1/2 cup apple cider vinegar
1/4 cup extra-virgin olive oil
2 Tbsp. honey
4 teaspoons whole-grain mustard
1/2 teaspoon black pepper
1/2 teaspoon kosher salt
2 small shallots, thinly sliced (about 1/3 cup)
2 small garlic cloves, grated (about 1/2 teaspoon)
1 tart green apple (such as Granny Smith) very thinly sliced crosswise
1 tart-sweet apple (such as Gala) very thinly sliced crosswise
Salted butter, at room temperature
8 slices sandwich bread (substantial enough to hold in the apples)
4 to 8 ounces aged gouda cheese, sliced
1 1/3 cups baby spinach
Directions
Whisk together vinegar, oil, honey, mustard, pepper, and salt in a medium saucepan; bring to a simmer over medium, stirring occasionally to dissolve honey. Stir in shallots and garlic. Remove from heat.
Place apple slices in a large, shallow, heatproof dish; pour hot vinegar mixture over apples, and toss to coat. Let stand at room temperature 45 minutes, tossing occasionally. Drain apples, and discard vinegar mixture.

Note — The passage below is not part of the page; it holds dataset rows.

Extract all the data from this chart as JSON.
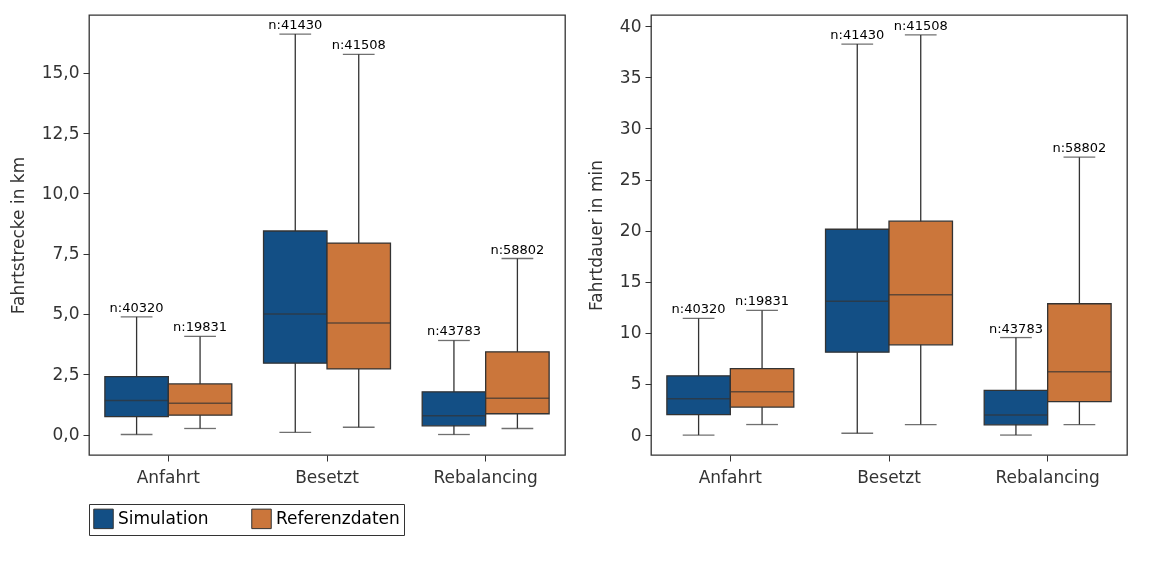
{
  "chart_data": [
    {
      "type": "box",
      "categories": [
        "Anfahrt",
        "Besetzt",
        "Rebalancing"
      ],
      "ylabel": "Fahrtstrecke in km",
      "ylim": [
        -0.85,
        17.4
      ],
      "yticks": [
        {
          "value": 0,
          "label": "0,0"
        },
        {
          "value": 2.5,
          "label": "2,5"
        },
        {
          "value": 5,
          "label": "5,0"
        },
        {
          "value": 7.5,
          "label": "7,5"
        },
        {
          "value": 10,
          "label": "10,0"
        },
        {
          "value": 12.5,
          "label": "12,5"
        },
        {
          "value": 15,
          "label": "15,0"
        }
      ],
      "grid": false,
      "legend": "bottom",
      "series": [
        {
          "name": "Simulation",
          "color": "#134f85",
          "boxes": [
            {
              "low": 0,
              "q1": 0.74,
              "median": 1.41,
              "q3": 2.4,
              "high": 4.88
            },
            {
              "low": 0.09,
              "q1": 2.96,
              "median": 5.0,
              "q3": 8.44,
              "high": 16.61
            },
            {
              "low": 0,
              "q1": 0.36,
              "median": 0.78,
              "q3": 1.77,
              "high": 3.9
            }
          ]
        },
        {
          "name": "Referenzdaten",
          "color": "#cb763b",
          "boxes": [
            {
              "low": 0.25,
              "q1": 0.8,
              "median": 1.3,
              "q3": 2.1,
              "high": 4.07
            },
            {
              "low": 0.3,
              "q1": 2.72,
              "median": 4.63,
              "q3": 7.94,
              "high": 15.77
            },
            {
              "low": 0.25,
              "q1": 0.86,
              "median": 1.5,
              "q3": 3.43,
              "high": 7.3
            }
          ]
        }
      ],
      "annotations": [
        "n:40320",
        "n:19831",
        "n:41430",
        "n:41508",
        "n:43783",
        "n:58802"
      ]
    },
    {
      "type": "box",
      "categories": [
        "Anfahrt",
        "Besetzt",
        "Rebalancing"
      ],
      "ylabel": "Fahrtdauer in min",
      "ylim": [
        -1.95,
        41.1
      ],
      "yticks": [
        0,
        5,
        10,
        15,
        20,
        25,
        30,
        35,
        40
      ],
      "grid": false,
      "legend": "bottom",
      "series": [
        {
          "name": "Simulation",
          "color": "#134f85",
          "boxes": [
            {
              "low": 0,
              "q1": 2.0,
              "median": 3.56,
              "q3": 5.8,
              "high": 11.42
            },
            {
              "low": 0.18,
              "q1": 8.11,
              "median": 13.1,
              "q3": 20.14,
              "high": 38.26
            },
            {
              "low": 0,
              "q1": 1.0,
              "median": 1.96,
              "q3": 4.38,
              "high": 9.54
            }
          ]
        },
        {
          "name": "Referenzdaten",
          "color": "#cb763b",
          "boxes": [
            {
              "low": 1.03,
              "q1": 2.74,
              "median": 4.23,
              "q3": 6.51,
              "high": 12.2
            },
            {
              "low": 1.03,
              "q1": 8.83,
              "median": 13.74,
              "q3": 20.93,
              "high": 39.15
            },
            {
              "low": 1.03,
              "q1": 3.27,
              "median": 6.19,
              "q3": 12.85,
              "high": 27.19
            }
          ]
        }
      ],
      "annotations": [
        "n:40320",
        "n:19831",
        "n:41430",
        "n:41508",
        "n:43783",
        "n:58802"
      ]
    }
  ]
}
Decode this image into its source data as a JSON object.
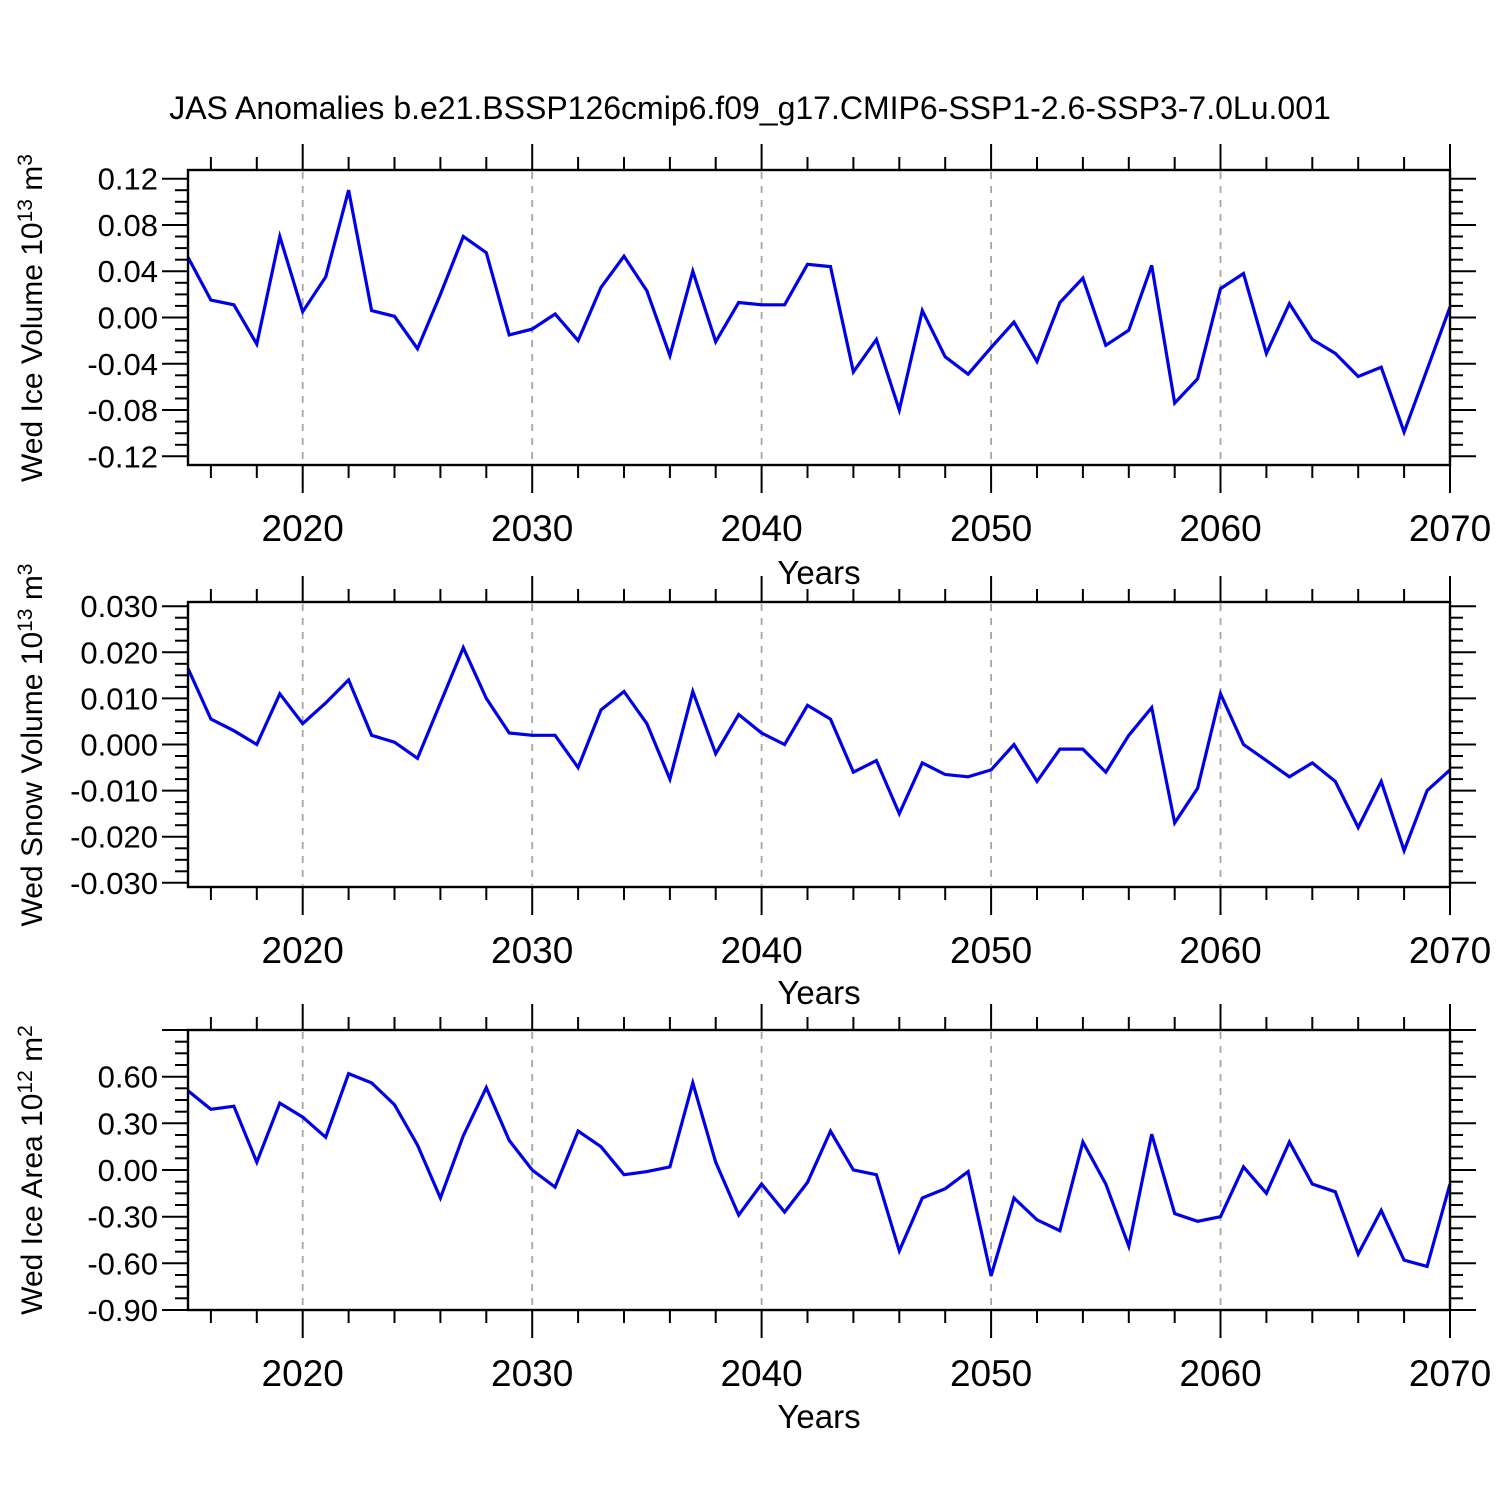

Spread a generous layer of butter on one side of each bread slice. Divide cheese, apple mixture, and arugula evenly on buttered sides of four bread slices. Top with remaining bread slices, butter sides down. Serve immediately.
In the studio
In December, I created a little art book celebrating the life of my Great-Great Uncle Gustave Weisskopf (also known as Whitehead), who flew the world’s first heavier-than-air machine—beating the Wright Brothers to first flight. The project brought together textiles, mixed media, and bookmaking, and now I’m busy in my studio working with those creative energies.
Three things
Team Human by Douglas Rushkoff is an incredible distillation of the issues our world is currently facing, while still remaining hopeful that we can collectively make change - and definitely one of the best books I read in 2024.
On our Best Behaviour: The Seven Deadly Sins and the Price Women Pay to be Good by Elise Loehnen should be required reading for all women ready to challenge the assumptions embedded in our system and in our upbringings. ““We have been trained for goodness,” she tells us, “Men, meanwhile, have been trained for power.”
Godshot by Elsie Bieker is haunting novel set in a drought-stricken California town. It chronicles the coming-of-age of Lacey May, a teenager drawn into a dangerous cult led by a charismatic preacher. Though written a few years ago, it is an incisive commentary on our current moment. A gripping read for those less inclined to non-fiction.
And finally….
It seems wrong to exclaim happy new year in the face of a daunting political and environmental moment, so instead I will say, wherever this finds you—may you be well and find courage to accept both the gifts and the burdens of the year to come.
Please like and share this newsletter if it resonated with you—it encourages me to keep going! Love and struggle, that’s what it’s all about.
I always appreciate your well-articulated thoughts, Megan. Thank you.
Courage also resonates with me as a key word for the year ahead.
Appreciate the reminder about courage. This is definitely a year I need to plunge into trying new things and meeting new people.